Wednesday, August 09, 2006

A Life Well Lived: Charity and Its Fruits (9)

"Have we not often been angry?"

Jonathan Edwards

Love "is not easily provoked" (1 Cor. 13:5).

From lecture nine: "The Spirit of Charity the Opposite of an Angry or Wrathful Spirit."


"Families are societies the most closely united of all; and their members are in the nearest relation, and under the greatest obligations to peace, and harmony, and love. And yet what has been your spirit in the family? Many a time have you not been fretful, and angry, and impatient, and peevish, and unkind to those whom God has made in so great a measure dependent on you, and who are so easily made happy or unhappy by what you do or say — by your kindness or unkindness? And what kind of anger have you indulged in the family? Has it not often been unreasonable and sinful, not only in its nature, but in its occasions, where those with whom you were angry were not in fault, or when the fault was trifling or unintended, or where, perhaps, you were yourself in part to blame for it? and even where there might have been just cause, has not your wrath been continued, and led you to be sullen, or severe, to an extent that your own conscience disapproved?"

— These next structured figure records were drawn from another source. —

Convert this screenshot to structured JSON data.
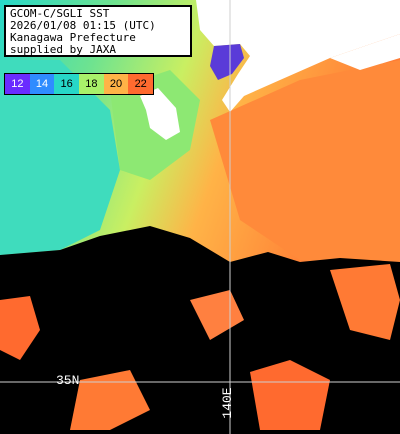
{
  "header": {
    "line1": "GCOM-C/SGLI SST",
    "line2": "2026/01/08 01:15 (UTC)",
    "line3": "Kanagawa Prefecture",
    "line4": "supplied by JAXA"
  },
  "scale": {
    "items": [
      {
        "label": "12",
        "color": "#6a2cff",
        "text_color": "#ffffff"
      },
      {
        "label": "14",
        "color": "#2f8cff",
        "text_color": "#ffffff"
      },
      {
        "label": "16",
        "color": "#27d7c8",
        "text_color": "#000000"
      },
      {
        "label": "18",
        "color": "#a9f16a",
        "text_color": "#000000"
      },
      {
        "label": "20",
        "color": "#ffb347",
        "text_color": "#000000"
      },
      {
        "label": "22",
        "color": "#ff6a2f",
        "text_color": "#000000"
      }
    ]
  },
  "labels": {
    "lon": "140E",
    "lat": "35N"
  },
  "colors": {
    "land": "#ffffff",
    "cloud": "#000000",
    "grid": "#cfcfcf"
  }
}
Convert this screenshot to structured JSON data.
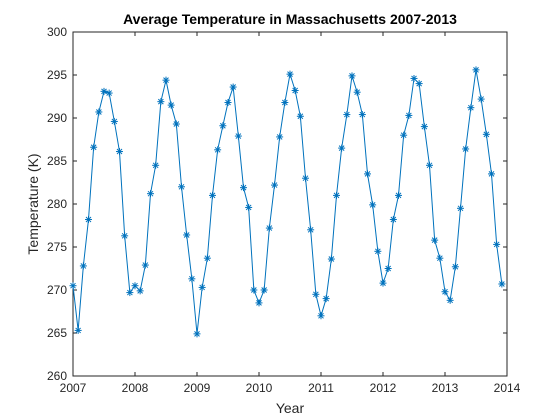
{
  "chart_data": {
    "type": "line",
    "title": "Average Temperature in Massachusetts 2007-2013",
    "xlabel": "Year",
    "ylabel": "Temperature (K)",
    "xlim": [
      2007,
      2014
    ],
    "ylim": [
      260,
      300
    ],
    "xticks": [
      "2007",
      "2008",
      "2009",
      "2010",
      "2011",
      "2012",
      "2013",
      "2014"
    ],
    "yticks": [
      "260",
      "265",
      "270",
      "275",
      "280",
      "285",
      "290",
      "295",
      "300"
    ],
    "grid": false,
    "legend": "none",
    "marker": "asterisk",
    "color": "#0072BD",
    "series": [
      {
        "x": [
          2007.0,
          2007.083,
          2007.167,
          2007.25,
          2007.333,
          2007.417,
          2007.5,
          2007.583,
          2007.667,
          2007.75,
          2007.833,
          2007.917,
          2008.0,
          2008.083,
          2008.167,
          2008.25,
          2008.333,
          2008.417,
          2008.5,
          2008.583,
          2008.667,
          2008.75,
          2008.833,
          2008.917,
          2009.0,
          2009.083,
          2009.167,
          2009.25,
          2009.333,
          2009.417,
          2009.5,
          2009.583,
          2009.667,
          2009.75,
          2009.833,
          2009.917,
          2010.0,
          2010.083,
          2010.167,
          2010.25,
          2010.333,
          2010.417,
          2010.5,
          2010.583,
          2010.667,
          2010.75,
          2010.833,
          2010.917,
          2011.0,
          2011.083,
          2011.167,
          2011.25,
          2011.333,
          2011.417,
          2011.5,
          2011.583,
          2011.667,
          2011.75,
          2011.833,
          2011.917,
          2012.0,
          2012.083,
          2012.167,
          2012.25,
          2012.333,
          2012.417,
          2012.5,
          2012.583,
          2012.667,
          2012.75,
          2012.833,
          2012.917,
          2013.0,
          2013.083,
          2013.167,
          2013.25,
          2013.333,
          2013.417,
          2013.5,
          2013.583,
          2013.667,
          2013.75,
          2013.833,
          2013.917
        ],
        "y": [
          270.5,
          265.3,
          272.8,
          278.2,
          286.6,
          290.7,
          293.1,
          292.9,
          289.6,
          286.1,
          276.3,
          269.7,
          270.5,
          269.9,
          272.9,
          281.2,
          284.5,
          291.9,
          294.4,
          291.5,
          289.3,
          282.0,
          276.4,
          271.3,
          264.9,
          270.3,
          273.7,
          281.0,
          286.3,
          289.1,
          291.8,
          293.6,
          287.9,
          281.9,
          279.6,
          270.0,
          268.5,
          270.0,
          277.2,
          282.2,
          287.8,
          291.8,
          295.1,
          293.2,
          290.2,
          283.0,
          277.0,
          269.5,
          267.0,
          269.0,
          273.6,
          281.0,
          286.5,
          290.4,
          294.9,
          293.0,
          290.4,
          283.5,
          279.9,
          274.5,
          270.8,
          272.5,
          278.2,
          281.0,
          288.0,
          290.3,
          294.6,
          294.0,
          289.0,
          284.5,
          275.8,
          273.7,
          269.8,
          268.8,
          272.7,
          279.5,
          286.4,
          291.2,
          295.6,
          292.2,
          288.1,
          283.5,
          275.3,
          270.7
        ]
      }
    ]
  }
}
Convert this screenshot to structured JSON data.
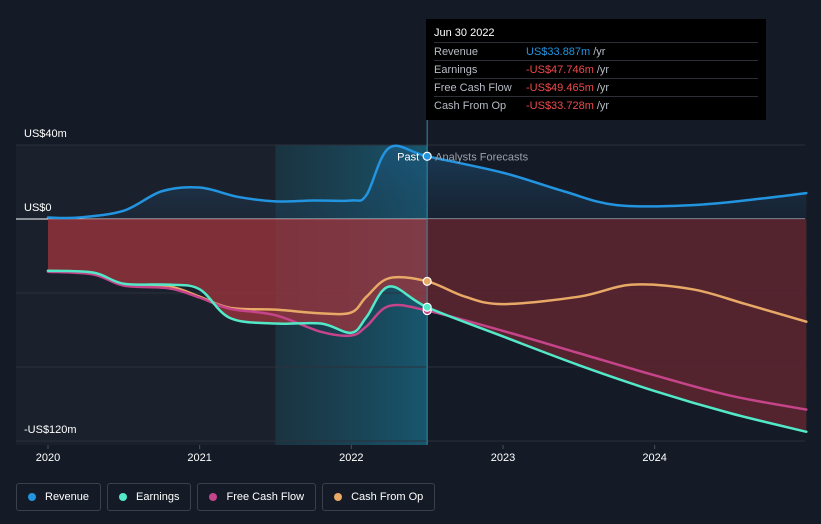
{
  "chart_data": {
    "type": "line",
    "title": "",
    "xlabel": "",
    "ylabel": "",
    "ylim": [
      -120,
      40
    ],
    "y_ticks": [
      {
        "value": 40,
        "label": "US$40m"
      },
      {
        "value": 0,
        "label": "US$0"
      },
      {
        "value": -120,
        "label": "-US$120m"
      }
    ],
    "x_ticks": [
      {
        "value": 2020.0,
        "label": "2020"
      },
      {
        "value": 2021.0,
        "label": "2021"
      },
      {
        "value": 2022.0,
        "label": "2022"
      },
      {
        "value": 2023.0,
        "label": "2023"
      },
      {
        "value": 2024.0,
        "label": "2024"
      }
    ],
    "xlim": [
      2019.8,
      2025.0
    ],
    "divider_x": 2022.5,
    "highlight_start_x": 2021.5,
    "past_label": "Past",
    "forecast_label": "Analysts Forecasts",
    "series": [
      {
        "name": "Revenue",
        "color": "#2394df",
        "fill": "positive",
        "points": [
          [
            2020.0,
            0.8
          ],
          [
            2020.2,
            0.8
          ],
          [
            2020.5,
            4.5
          ],
          [
            2020.75,
            15
          ],
          [
            2021.0,
            17
          ],
          [
            2021.25,
            12
          ],
          [
            2021.5,
            9.5
          ],
          [
            2021.75,
            10
          ],
          [
            2022.0,
            10
          ],
          [
            2022.1,
            13
          ],
          [
            2022.25,
            38.5
          ],
          [
            2022.5,
            33.9
          ],
          [
            2023.0,
            25
          ],
          [
            2023.4,
            15
          ],
          [
            2023.75,
            7.5
          ],
          [
            2024.25,
            7.5
          ],
          [
            2024.7,
            11
          ],
          [
            2025.0,
            14
          ]
        ]
      },
      {
        "name": "Earnings",
        "color": "#52e8c8",
        "points": [
          [
            2020.0,
            -28
          ],
          [
            2020.3,
            -29
          ],
          [
            2020.5,
            -35
          ],
          [
            2020.8,
            -35.5
          ],
          [
            2021.0,
            -38
          ],
          [
            2021.2,
            -53.5
          ],
          [
            2021.5,
            -56.5
          ],
          [
            2021.8,
            -56.5
          ],
          [
            2022.0,
            -61.5
          ],
          [
            2022.1,
            -53
          ],
          [
            2022.25,
            -36.5
          ],
          [
            2022.5,
            -47.7
          ],
          [
            2023.0,
            -63.5
          ],
          [
            2023.5,
            -79
          ],
          [
            2024.0,
            -93
          ],
          [
            2024.5,
            -105
          ],
          [
            2025.0,
            -115
          ]
        ]
      },
      {
        "name": "Free Cash Flow",
        "color": "#c6448a",
        "points": [
          [
            2020.0,
            -28.5
          ],
          [
            2020.3,
            -30
          ],
          [
            2020.5,
            -36
          ],
          [
            2020.8,
            -37.5
          ],
          [
            2021.0,
            -42.5
          ],
          [
            2021.2,
            -48.5
          ],
          [
            2021.5,
            -52
          ],
          [
            2021.8,
            -61
          ],
          [
            2022.0,
            -63
          ],
          [
            2022.1,
            -58
          ],
          [
            2022.25,
            -47
          ],
          [
            2022.5,
            -49.5
          ],
          [
            2023.0,
            -60.5
          ],
          [
            2023.5,
            -72.5
          ],
          [
            2024.0,
            -84.5
          ],
          [
            2024.5,
            -95.5
          ],
          [
            2025.0,
            -103
          ]
        ]
      },
      {
        "name": "Cash From Op",
        "color": "#e8a966",
        "points": [
          [
            2020.0,
            -28
          ],
          [
            2020.3,
            -29.5
          ],
          [
            2020.5,
            -35.5
          ],
          [
            2020.8,
            -36.5
          ],
          [
            2021.0,
            -42
          ],
          [
            2021.2,
            -48
          ],
          [
            2021.5,
            -49
          ],
          [
            2021.8,
            -51
          ],
          [
            2022.0,
            -50.5
          ],
          [
            2022.1,
            -42
          ],
          [
            2022.25,
            -32
          ],
          [
            2022.5,
            -33.7
          ],
          [
            2022.75,
            -42
          ],
          [
            2023.0,
            -46
          ],
          [
            2023.5,
            -42
          ],
          [
            2023.85,
            -35.5
          ],
          [
            2024.25,
            -38
          ],
          [
            2024.6,
            -46
          ],
          [
            2025.0,
            -55.5
          ]
        ]
      }
    ]
  },
  "tooltip": {
    "date": "Jun 30 2022",
    "rows": [
      {
        "name": "Revenue",
        "value": "US$33.887m",
        "unit": "/yr",
        "color": "#2394df"
      },
      {
        "name": "Earnings",
        "value": "-US$47.746m",
        "unit": "/yr",
        "color": "#ee4a4a"
      },
      {
        "name": "Free Cash Flow",
        "value": "-US$49.465m",
        "unit": "/yr",
        "color": "#ee4a4a"
      },
      {
        "name": "Cash From Op",
        "value": "-US$33.728m",
        "unit": "/yr",
        "color": "#ee4a4a"
      }
    ]
  },
  "legend": [
    {
      "label": "Revenue",
      "color": "#2394df"
    },
    {
      "label": "Earnings",
      "color": "#52e8c8"
    },
    {
      "label": "Free Cash Flow",
      "color": "#c6448a"
    },
    {
      "label": "Cash From Op",
      "color": "#e8a966"
    }
  ]
}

"And have you not been angry with your neighbors who live by you, and with whom you have to do daily? and on trifling occasions, and for little things, have you not allowed yourself in anger toward them? In all these points it becomes us to examine ourselves, and know what manner of spirit we are of, and wherein we come short of the spirit of Christ."

"Very often those that are most ready to be angry with others, and to carry their resentments highest for their faults, are equally or still more guilty of the same faults."